The Debt by Natalie Edwards

The Debt by Natalie Edwards

Author:Natalie Edwards [Edwards, Natalie]
Language: eng
Format: epub
Published: 2020-06-25T22:00:00+00:00


Chapter 17

Oxford

1975

The Old Moat looked innocuous from the outside - just another steep-pitched Tudor Revival pub tucked away down a side street, a half-hour walk from St Hilda’s and light years away from the usual student haunts. Nothing out of the ordinary.

If you didn’t know what it was - who it catered for - then you’d have walked right past it. Maybe even popped inside for a pint after work before you realised.

It wasn’t obvious.

Rose didn’t go in - not at first.
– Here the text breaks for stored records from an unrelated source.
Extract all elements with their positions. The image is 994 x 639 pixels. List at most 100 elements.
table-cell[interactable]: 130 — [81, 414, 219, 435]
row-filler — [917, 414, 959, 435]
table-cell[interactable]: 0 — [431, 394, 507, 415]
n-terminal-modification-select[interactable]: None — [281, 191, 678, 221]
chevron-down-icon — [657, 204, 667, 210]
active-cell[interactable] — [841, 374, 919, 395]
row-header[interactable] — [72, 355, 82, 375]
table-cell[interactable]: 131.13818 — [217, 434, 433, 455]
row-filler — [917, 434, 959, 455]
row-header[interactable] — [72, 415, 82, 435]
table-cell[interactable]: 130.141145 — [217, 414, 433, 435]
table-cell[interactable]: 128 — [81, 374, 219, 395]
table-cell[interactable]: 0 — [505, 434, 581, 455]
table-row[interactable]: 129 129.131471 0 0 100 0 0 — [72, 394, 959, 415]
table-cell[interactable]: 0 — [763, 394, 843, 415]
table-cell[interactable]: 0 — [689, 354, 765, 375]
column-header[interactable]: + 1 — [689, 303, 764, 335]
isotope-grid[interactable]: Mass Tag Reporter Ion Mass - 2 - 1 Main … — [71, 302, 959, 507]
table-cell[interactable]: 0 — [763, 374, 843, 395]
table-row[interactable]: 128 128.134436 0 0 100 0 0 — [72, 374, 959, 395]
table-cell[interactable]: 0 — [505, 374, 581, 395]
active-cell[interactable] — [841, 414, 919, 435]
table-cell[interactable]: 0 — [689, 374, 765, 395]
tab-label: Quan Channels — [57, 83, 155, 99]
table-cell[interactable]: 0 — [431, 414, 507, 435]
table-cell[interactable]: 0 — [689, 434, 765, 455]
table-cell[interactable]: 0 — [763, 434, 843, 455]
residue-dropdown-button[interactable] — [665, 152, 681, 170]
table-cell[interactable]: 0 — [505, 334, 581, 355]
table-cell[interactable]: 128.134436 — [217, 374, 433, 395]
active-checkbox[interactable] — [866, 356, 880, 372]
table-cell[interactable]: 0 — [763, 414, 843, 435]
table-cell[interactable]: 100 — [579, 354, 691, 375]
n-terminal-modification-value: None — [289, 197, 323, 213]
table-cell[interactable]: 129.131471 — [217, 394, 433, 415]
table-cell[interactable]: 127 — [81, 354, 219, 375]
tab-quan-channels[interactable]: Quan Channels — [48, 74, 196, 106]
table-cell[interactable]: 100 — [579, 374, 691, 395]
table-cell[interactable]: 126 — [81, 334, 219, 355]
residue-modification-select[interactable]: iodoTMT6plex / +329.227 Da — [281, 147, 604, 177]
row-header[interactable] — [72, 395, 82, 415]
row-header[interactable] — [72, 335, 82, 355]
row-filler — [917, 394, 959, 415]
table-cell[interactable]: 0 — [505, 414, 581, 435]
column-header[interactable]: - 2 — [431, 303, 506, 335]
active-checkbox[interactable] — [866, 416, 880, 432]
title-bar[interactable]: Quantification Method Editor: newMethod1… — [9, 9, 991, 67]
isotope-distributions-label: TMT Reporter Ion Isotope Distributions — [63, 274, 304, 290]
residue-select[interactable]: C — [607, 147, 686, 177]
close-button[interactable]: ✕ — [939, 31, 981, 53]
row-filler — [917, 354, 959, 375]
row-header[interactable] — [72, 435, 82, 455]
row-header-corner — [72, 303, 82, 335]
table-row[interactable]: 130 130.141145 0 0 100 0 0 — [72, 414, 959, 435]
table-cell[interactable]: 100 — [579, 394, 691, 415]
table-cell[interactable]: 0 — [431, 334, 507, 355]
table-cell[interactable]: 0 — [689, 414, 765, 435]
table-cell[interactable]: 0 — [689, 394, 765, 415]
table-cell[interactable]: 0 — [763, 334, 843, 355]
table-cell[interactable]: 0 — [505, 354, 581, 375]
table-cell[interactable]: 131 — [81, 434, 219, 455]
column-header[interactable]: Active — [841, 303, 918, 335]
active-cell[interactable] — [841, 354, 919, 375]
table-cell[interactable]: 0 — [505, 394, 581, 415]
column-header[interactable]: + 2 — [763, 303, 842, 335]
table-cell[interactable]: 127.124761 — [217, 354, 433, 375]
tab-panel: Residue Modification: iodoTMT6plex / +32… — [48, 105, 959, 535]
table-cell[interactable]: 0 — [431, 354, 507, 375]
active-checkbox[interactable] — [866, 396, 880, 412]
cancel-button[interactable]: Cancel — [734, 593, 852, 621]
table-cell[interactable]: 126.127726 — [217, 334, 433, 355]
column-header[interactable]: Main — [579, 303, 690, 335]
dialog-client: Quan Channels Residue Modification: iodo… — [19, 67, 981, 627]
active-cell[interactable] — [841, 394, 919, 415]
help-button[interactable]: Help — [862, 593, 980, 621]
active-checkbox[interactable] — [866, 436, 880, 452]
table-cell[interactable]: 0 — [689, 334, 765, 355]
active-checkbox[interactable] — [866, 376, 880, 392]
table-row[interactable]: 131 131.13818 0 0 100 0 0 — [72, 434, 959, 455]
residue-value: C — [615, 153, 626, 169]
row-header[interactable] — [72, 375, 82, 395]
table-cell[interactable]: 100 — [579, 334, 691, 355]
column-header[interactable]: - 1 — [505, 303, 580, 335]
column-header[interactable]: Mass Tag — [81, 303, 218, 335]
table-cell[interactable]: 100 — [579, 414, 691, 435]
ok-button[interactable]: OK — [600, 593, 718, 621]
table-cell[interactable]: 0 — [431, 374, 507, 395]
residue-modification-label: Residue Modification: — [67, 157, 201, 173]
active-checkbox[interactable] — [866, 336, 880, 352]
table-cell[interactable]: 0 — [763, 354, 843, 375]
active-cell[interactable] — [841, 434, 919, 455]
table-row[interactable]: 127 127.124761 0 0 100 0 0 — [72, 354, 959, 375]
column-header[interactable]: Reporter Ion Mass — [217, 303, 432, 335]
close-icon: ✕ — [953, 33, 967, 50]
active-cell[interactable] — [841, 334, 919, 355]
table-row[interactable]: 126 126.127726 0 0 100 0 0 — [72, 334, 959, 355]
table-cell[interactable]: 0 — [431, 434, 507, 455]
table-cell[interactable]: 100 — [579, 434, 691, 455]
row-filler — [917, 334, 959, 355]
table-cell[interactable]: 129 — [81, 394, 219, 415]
Just stood outside, on the other side of the narrow road, watching from the doorway of a boarded-up tobacconist as a steady trickle of men and women - though mostly men - went in and out. And they weren’t obvious either, she thought - at least, most of them weren’t. Perhaps some of the men wore shirts a little more fitted than you’d see on the high street, blue jeans just that bit tighter around the buttocks than the average, and some of the women had short hair and ties around their necks - but so did some of the girls at college, even the ones with boyfriends. The clothes on the own didn’t mean anything, necessarily.

After 20 minutes in the doorway, when it was full dark and beginning to rain, she crossed the road and walked inside.

The pub was loud and heaving, every spare inch of space crammed with music and voices, limbs and bodies - bodies standing, talking, dancing, expressing waves of heat and a steady haze of cigarette smoke. By the door, two men were kissing, the back of one pressed up against the wall by the chest of the other - ordinary-looking men, middle-aged and paunchy, still wearing the suits they must have put on to go to the office that morning. She stared at them, then became aware of what she was doing and looked immediately away, blushing, in the opposite direction. Neither man seemed to notice - or if they noticed, to care.

She squeezed herself through the bodies, parting stiff denim and sweat-soaked nylon until she was close to the bar. The queue was three deep, the beer pumps barely visible through the sea of heads blocking her way. She stared down at the ground as she waited her turn to be served, at the sticky burgundy carpet under her boots - determinedly not looking up, not looking around.

Something - someone - tapped her on the shoulder.

She spun around.

A shaggy-haired blond boy stood behind her, smiling good-naturedly.

“We’ve met before, haven’t we?” he said, loudly enough that she could hear him over the competing background noises. He sounded, to her, like every other boy at Oxford: polite, upper-crust, undeniably southern. Soft.

She studied his face, trying to place it but failing.

“Last month,” he said helpfully. “At Lance Keaton’s party. I was Bowie, you were Liza in Cabaret.”

The party, at least, she remembered: a fancy dress thing in a house off-campus, hosted by a braying third year boy done up - appropriately, she’d felt at the time - as a pantomime horse.